Identity Security Venn
Is OAuth Impersonation a Feature or Threat?
"But the plan won't accomplish anything
If it's not implemented"
-Doug Martsch, Built to Spill
This week saw two important docs released from the Financial API group at OpenID Foundation (links below) - a security profile for high security applications using OAuth framework and importantly an attacker model for OAuth 2.0.
The combined set of specs show important guidance for looking at how identity protocols are attacked and how we can defend them better. This makes these documents a useful antidote to “we use (Oauth/SAML/OIDC), we’re secure.”
To security engineers, we think of impersonation as a threat, after all Spoofing is the “S” in STRIDE. But for identity protocols like OAuth, impersonation is a benefit - it makes access easy and simple, you told us to improve user experience, right?
With attacker rigs getting better and better, we live in a world where security engineers need to be next level thinkers.
Not just:
build threat models for applications and systems,
find countermeasures to mitigate threats
Instead we need to keep going:
threat model what are the ways the countermeasures will be attacked and how to defend against those?
Because Identity is fundamentally an integration technology, to cross borders and connect things, identity protocols are front and center in attacker’s sights. Put it all together and the combined effect of security teams striving for least privilege and identity protocols making simple and easy as possible means defending account takeover an industry wide challenge. That is what makes the FAPI security specs so helpful to the industry.

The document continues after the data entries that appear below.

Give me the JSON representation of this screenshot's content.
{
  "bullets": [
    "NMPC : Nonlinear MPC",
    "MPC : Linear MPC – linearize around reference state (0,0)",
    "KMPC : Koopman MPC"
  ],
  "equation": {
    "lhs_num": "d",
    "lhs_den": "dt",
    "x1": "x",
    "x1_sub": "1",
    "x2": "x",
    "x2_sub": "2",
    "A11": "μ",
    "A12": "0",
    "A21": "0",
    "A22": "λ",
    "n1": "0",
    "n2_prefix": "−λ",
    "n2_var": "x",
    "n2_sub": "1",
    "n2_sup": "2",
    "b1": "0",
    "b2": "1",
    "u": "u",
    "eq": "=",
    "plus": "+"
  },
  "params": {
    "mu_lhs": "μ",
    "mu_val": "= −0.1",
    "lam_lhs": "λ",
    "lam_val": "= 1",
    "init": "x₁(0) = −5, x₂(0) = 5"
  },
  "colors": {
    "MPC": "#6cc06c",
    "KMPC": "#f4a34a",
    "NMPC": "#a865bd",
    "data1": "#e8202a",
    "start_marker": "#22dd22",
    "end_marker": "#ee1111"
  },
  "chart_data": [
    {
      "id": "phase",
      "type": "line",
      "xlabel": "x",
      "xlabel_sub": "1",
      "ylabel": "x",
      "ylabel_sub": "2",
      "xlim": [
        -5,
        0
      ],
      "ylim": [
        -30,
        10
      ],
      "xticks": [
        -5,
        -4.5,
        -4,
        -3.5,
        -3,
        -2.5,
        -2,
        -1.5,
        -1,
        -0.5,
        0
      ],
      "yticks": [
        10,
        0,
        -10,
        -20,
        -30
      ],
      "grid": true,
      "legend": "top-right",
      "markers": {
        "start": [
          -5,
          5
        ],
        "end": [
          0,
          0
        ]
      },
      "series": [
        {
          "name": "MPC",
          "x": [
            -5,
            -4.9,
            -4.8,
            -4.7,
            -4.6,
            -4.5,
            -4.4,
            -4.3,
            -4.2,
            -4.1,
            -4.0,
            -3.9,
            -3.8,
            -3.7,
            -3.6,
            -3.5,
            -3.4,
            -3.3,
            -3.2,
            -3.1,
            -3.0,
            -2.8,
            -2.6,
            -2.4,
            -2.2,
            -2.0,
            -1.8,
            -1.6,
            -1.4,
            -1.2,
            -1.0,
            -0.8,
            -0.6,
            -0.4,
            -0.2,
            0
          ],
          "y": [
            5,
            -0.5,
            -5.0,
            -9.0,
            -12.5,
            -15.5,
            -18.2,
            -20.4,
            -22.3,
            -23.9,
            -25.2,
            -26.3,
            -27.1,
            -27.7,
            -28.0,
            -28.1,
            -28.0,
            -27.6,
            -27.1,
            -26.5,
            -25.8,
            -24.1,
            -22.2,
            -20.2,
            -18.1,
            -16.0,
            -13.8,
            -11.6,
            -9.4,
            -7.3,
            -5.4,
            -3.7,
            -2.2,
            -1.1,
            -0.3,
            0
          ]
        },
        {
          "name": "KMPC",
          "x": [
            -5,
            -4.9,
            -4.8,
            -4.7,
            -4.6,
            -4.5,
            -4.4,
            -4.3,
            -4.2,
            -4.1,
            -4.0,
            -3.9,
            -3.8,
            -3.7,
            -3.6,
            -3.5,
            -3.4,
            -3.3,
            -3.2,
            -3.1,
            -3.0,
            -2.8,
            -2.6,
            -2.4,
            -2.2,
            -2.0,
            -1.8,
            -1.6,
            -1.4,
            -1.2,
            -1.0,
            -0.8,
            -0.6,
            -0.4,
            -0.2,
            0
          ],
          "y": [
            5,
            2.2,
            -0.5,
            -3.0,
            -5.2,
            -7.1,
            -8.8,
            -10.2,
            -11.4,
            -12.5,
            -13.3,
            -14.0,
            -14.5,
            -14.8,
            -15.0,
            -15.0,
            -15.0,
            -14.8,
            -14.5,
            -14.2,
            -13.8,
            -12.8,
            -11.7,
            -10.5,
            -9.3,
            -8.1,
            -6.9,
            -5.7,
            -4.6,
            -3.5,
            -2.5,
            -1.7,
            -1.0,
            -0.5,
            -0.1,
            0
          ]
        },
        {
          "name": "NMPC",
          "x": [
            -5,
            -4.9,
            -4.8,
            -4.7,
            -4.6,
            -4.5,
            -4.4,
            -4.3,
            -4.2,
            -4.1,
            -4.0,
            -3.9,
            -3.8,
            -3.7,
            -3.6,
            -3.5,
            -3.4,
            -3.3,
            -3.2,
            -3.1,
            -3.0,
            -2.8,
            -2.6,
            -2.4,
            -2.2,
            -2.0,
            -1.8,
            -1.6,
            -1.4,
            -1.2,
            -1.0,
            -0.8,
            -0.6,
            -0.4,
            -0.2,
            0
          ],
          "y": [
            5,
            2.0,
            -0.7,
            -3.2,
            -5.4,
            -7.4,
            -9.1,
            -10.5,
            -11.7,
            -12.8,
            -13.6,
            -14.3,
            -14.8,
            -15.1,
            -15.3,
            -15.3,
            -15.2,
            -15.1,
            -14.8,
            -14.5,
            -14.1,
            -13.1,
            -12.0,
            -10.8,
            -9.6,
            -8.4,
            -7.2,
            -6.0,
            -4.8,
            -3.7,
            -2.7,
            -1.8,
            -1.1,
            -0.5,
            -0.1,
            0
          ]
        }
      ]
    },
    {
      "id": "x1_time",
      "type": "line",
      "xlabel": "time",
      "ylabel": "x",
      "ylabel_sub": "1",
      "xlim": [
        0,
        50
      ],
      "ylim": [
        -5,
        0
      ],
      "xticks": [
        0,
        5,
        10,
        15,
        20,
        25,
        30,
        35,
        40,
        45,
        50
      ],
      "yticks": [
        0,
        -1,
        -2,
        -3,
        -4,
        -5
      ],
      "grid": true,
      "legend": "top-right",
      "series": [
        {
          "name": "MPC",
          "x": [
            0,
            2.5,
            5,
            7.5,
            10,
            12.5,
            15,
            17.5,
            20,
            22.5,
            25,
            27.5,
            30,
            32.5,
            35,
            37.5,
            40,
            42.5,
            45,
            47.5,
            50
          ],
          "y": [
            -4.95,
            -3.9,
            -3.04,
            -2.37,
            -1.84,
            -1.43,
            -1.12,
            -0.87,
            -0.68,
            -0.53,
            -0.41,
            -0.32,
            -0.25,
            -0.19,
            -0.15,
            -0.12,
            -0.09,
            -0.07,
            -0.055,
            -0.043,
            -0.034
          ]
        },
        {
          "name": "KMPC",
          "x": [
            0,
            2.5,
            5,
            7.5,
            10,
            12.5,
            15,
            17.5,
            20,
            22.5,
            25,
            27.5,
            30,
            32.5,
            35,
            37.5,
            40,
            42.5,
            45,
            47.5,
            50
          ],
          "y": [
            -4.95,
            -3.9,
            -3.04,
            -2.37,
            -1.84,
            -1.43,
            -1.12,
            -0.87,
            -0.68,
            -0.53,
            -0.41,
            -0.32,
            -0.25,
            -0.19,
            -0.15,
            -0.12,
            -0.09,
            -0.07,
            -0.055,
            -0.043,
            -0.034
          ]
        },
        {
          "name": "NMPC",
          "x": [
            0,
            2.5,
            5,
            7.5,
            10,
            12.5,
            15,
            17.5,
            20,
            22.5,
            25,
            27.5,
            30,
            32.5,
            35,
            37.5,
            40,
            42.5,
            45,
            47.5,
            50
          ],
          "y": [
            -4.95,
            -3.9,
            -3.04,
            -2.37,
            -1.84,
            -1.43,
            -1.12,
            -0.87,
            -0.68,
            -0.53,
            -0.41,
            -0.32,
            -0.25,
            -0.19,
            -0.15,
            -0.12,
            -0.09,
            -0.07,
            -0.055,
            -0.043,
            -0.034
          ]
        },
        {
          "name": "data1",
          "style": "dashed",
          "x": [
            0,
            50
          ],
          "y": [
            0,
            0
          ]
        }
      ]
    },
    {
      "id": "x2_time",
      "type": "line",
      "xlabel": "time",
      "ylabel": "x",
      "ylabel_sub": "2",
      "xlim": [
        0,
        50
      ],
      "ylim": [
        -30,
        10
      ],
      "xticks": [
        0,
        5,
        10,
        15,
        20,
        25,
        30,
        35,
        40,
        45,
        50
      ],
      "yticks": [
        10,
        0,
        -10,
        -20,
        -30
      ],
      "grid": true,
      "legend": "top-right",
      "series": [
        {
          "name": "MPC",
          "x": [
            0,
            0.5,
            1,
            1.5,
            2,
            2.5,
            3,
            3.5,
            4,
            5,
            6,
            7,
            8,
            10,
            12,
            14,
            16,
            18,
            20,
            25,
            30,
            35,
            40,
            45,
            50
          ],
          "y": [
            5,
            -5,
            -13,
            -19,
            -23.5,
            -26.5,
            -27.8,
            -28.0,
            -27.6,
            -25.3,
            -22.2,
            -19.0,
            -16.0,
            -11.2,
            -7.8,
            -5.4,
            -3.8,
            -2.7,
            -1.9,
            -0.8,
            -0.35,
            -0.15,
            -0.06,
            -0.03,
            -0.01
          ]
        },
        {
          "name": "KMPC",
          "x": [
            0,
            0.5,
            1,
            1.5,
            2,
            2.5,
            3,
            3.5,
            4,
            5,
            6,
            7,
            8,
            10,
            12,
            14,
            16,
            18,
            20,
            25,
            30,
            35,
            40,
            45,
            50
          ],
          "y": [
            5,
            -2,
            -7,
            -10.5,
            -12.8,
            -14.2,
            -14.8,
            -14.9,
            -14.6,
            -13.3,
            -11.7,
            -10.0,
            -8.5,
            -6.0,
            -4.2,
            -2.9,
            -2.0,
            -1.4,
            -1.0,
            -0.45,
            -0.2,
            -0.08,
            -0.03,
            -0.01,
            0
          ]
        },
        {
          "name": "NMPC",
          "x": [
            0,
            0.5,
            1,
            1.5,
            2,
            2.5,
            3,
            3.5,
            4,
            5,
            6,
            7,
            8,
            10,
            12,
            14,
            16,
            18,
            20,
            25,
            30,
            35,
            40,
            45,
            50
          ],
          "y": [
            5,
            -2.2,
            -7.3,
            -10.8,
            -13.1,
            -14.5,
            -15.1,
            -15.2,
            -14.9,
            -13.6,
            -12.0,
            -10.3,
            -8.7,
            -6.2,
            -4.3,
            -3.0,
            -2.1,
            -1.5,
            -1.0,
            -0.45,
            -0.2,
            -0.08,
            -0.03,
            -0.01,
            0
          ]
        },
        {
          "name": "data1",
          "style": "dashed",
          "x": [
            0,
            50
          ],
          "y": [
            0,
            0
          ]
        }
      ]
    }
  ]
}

One of the challenges with defending identity protocols is that the solutions are disparate and mostly disconnected from each other, so they do not play to the traditional strengths of Infosec teams which tend to focus more narrowly. Instead, the idea of defending OAuth applications means looking across the whole stack from user device, to phishing, to network controls, to server configs, to application controls (CSRF and the like), and so on.
In today’s world, these are all discrete effort and there is not a place to go to harness and monitor all these challenges. Charlie Munger liked to say that you have to understand your circle of competence, and if you cannot define the edges and borders of your competency then it is not a competency. The work that groups like the FAPI team is so useful not because it has all the answers for security teams that have to defend identity protocols, but because it shows the protocol limitations and those can be used to upgrade identity protection, detection, and response.